Ashlynn got closer and screamed. “Mama, it’s through your leg.”
Turns out, Suzanne Haley had been impaled by the leg of a student desk, a non-life-threatening but horrific injury.
Doctors say the metal object didn’t hit any major arteries; it didn’t break the bone; it didn’t destroy any vital tissue.
After the class had escaped, Haley unscrewed the desk leg from the desktop so she could inch out of the hole.
“Matt was behind me holding me and bracing me up. He was coming on to his shift at Chili’s and heard the school had been hit and took off running to help.” said Haley.
Surgeons at Normal Regional Hospital sawed off the metal desk leg and removed it.
Haley kept the leg as a reminder of the horror and the heroics of that day.

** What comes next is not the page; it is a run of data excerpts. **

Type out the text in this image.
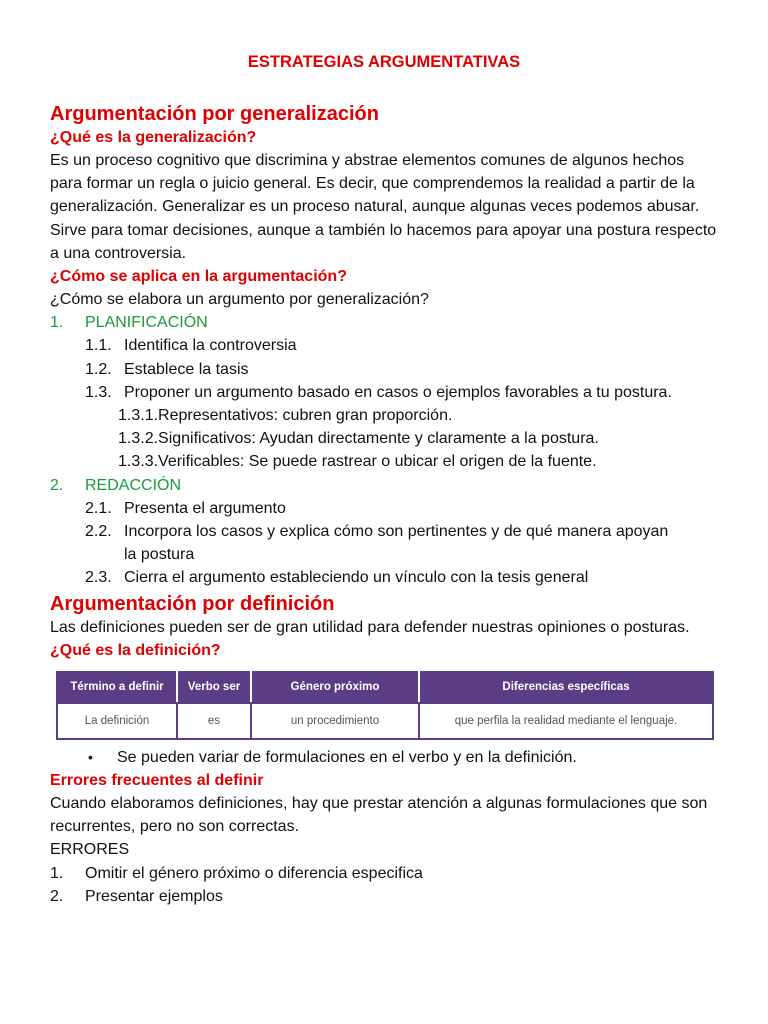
ESTRATEGIAS ARGUMENTATIVAS
Argumentación por generalización
¿Qué es la generalización?

Es un proceso cognitivo que discrimina y abstrae elementos comunes de algunos hechos para formar un regla o juicio general. Es decir, que comprendemos la realidad a partir de la generalización. Generalizar es un proceso natural, aunque algunas veces podemos abusar.

Sirve para tomar decisiones, aunque a también lo hacemos para apoyar una postura respecto a una controversia.

¿Cómo se aplica en la argumentación?

¿Cómo se elabora un argumento por generalización?

1.	PLANIFICACIÓN
1.1. Identifica la controversia
1.2. Establece la tasis
1.3. Proponer un argumento basado en casos o ejemplos favorables a tu postura.
1.3.1.Representativos: cubren gran proporción.
1.3.2.Significativos: Ayudan directamente y claramente a la postura.
1.3.3.Verificables: Se puede rastrear o ubicar el origen de la fuente.
2.	REDACCIÓN
2.1. Presenta el argumento
2.2. Incorpora los casos y explica cómo son pertinentes y de qué manera apoyan la postura
2.3. Cierra el argumento estableciendo un vínculo con la tesis general
Argumentación por definición

Las definiciones pueden ser de gran utilidad para defender nuestras opiniones o posturas.

¿Qué es la definición?
Término a definir	Verbo ser	Género próximo	Diferencias específicas
La definición	es	un procedimiento	que perfila la realidad mediante el lenguaje.
•	Se pueden variar de formulaciones en el verbo y en la definición.
Errores frecuentes al definir

Cuando elaboramos definiciones, hay que prestar atención a algunas formulaciones que son recurrentes, pero no son correctas.

ERRORES

1.	Omitir el género próximo o diferencia especifica
2.	Presentar ejemplos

She spent about a week in the hospital after surgery.
Then, after she had been released and was recovering at home, infection set in and Haley had to be re-admitted to the hospital for several more days.
She is now back at home.
She cannot walk; she is hooked to a mobile wound vacuum; she goes back to the hospital daily for hyperbaric treatments.
Doctors estimate her recovery will take three to four months.
Despite the setback, Suzanne Haley still feels so blessed.
Her Moore home did not have damage from the tornado.
Her daughters escaped unscathed.
She is proud that her injuries were the worst suffered at Briarwood Elementary School.
“It’s just what you do. They (the children) can’t protect themselves. You put yourself in the way and know that if something’s going to hit, it’s going to get us first.” said Haley.
She plans on going back to teaching once she’s healed
She wants the district to seriously address the lack of storm shelters in schools. “An interior wall isn’t going to cut it for these kids next year.”
Protection is costly.
Haley is one of many in the community of Moore who know the true cost.
If you would like to help Suzanne Haley, you can donate to the “Suzanne Haley Support Trust” at any Arvest Bank location.